I still suspect that your problems are caused by pyodbc by the way

Just want to start out with saying i can't thank you enough for taking time to help me work through this!

I am using mxodbc(commercial product) but your point stands and i 100% agree. If you leave off the processes=X declaration from mod_wsgi config, does it just let apache manage how many processes to spawn? Looking at processes running i see 5 /usr/sbin/apache2 running which (unless i am missing something) means apache has 5 processes running using 1 thread but i am kind of guessing. The systems piece of this is not my strong point.

I did read over this earlier today and based on what i read it shouldn't be the issues but the segfault occurs during the odbc calls.


ODBC drivers and managers are usually compiled as a shared library. When running CGI scripts most HTTP daemons (or web servers) don't pass through the path for the dynamic loader (e.g. LD_LIBRARY_PATH) to the script, thus importing the mxODBC C extension will fail with unresolved symbols because the loader doesn't find the ODBC driver/manager's libs.

To have the loader find the path to those shared libs you can either wrap the Python script with a shell script that sets the path according to your system configuration or tell the HTTP daemon to set or pass these through (see the daemon's documentation for information on how to do this; for Apache the directives are named SetEnvandPassEnv).

On Windows, you also have to take into account that the ODBC data sources defined in the ODBC manager are usually restricted to specific user accounts. You can work around this by either setting up the ODBC data sources for the web server service account or by configuring the data as system data sources.

15.2 Running mxODBC with mod_wsgi

Using mxODBC with mod_wsgi is generally possible. However, since the script will run under a restricted user account, some care has to be taken to make the setup work. Please see 15.1Running mxODBC from a CGI script for more details on getting ODBC drivers to work in such an environment.

mod_wsgi and Python 2.7

On Windows, there is also another issue to consider when running the combination Apache, mod_wsgi and Python 2.7. Due to changes in Python 2.7, manifests for the Visual C++ runtime environment, needed by Windows to find the right DLL to load, are no longer added to Python extensions, since this caused problems with loading them into Python processes (see Python Issue 4120).

Unfortunately, neither mod_wsgi nor Apache appear to include the required manifests either.
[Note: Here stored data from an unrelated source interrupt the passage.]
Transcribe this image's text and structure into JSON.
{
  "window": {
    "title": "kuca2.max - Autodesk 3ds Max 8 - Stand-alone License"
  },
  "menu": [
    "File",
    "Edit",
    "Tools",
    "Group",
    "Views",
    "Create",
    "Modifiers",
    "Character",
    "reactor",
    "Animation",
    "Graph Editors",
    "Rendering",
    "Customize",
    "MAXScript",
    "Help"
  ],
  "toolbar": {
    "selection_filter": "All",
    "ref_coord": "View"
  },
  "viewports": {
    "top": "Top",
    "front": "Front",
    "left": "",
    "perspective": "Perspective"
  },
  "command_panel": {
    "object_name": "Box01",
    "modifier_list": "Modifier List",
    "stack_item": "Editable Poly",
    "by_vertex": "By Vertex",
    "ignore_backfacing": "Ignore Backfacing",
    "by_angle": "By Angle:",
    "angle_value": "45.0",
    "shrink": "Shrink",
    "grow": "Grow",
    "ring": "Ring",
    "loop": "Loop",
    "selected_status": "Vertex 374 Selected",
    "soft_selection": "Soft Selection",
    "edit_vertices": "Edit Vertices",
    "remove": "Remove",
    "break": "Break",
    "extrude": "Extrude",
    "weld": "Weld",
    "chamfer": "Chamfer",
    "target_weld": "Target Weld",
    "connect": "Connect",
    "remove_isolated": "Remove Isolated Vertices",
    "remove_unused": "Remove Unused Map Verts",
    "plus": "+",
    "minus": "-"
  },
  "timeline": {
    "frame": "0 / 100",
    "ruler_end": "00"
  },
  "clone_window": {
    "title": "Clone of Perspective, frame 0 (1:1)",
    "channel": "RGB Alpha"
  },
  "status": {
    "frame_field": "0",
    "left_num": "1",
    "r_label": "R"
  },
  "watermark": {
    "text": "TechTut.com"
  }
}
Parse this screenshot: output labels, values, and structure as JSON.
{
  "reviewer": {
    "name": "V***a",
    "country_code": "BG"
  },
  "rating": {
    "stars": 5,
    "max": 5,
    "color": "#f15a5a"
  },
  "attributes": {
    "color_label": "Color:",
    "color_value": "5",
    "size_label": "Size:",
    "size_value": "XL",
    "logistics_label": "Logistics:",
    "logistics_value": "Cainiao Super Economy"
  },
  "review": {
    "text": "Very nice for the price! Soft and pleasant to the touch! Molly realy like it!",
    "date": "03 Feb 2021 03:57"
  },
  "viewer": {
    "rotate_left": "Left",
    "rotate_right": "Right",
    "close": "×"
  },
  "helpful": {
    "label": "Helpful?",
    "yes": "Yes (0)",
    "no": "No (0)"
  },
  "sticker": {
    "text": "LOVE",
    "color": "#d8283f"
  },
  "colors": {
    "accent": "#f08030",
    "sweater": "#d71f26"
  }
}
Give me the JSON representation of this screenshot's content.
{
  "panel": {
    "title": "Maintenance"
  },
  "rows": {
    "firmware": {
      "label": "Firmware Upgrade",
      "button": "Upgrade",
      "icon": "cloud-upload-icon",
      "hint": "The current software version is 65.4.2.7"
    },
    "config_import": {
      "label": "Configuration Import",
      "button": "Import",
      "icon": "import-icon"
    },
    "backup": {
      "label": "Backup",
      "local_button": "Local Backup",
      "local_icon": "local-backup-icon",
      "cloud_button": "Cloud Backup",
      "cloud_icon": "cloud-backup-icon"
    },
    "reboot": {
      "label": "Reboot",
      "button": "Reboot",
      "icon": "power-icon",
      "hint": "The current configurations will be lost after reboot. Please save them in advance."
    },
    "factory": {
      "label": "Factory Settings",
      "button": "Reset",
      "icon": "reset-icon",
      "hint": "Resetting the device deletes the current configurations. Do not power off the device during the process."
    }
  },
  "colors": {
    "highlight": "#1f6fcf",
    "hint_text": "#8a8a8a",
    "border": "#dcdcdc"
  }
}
This causes an import error when trying to load mxODBC into a mod_wsgi run process, since Windows cannot resolve the DLL references in mxODBC without the manifest.

Since this affects not only mxODBC, but other Python C extensions as well, you may want to use a work-around until either Apache or the mod_wsgi team solves the problem:

Manifest work-around

Adding the VC++ manifests to the Apache process is explained in this posting.

You will also have to install the MS VC++ 2008 CRT SP1 redistributable package on the server running Apache.

With those changes in place, mxODBC should load without problems.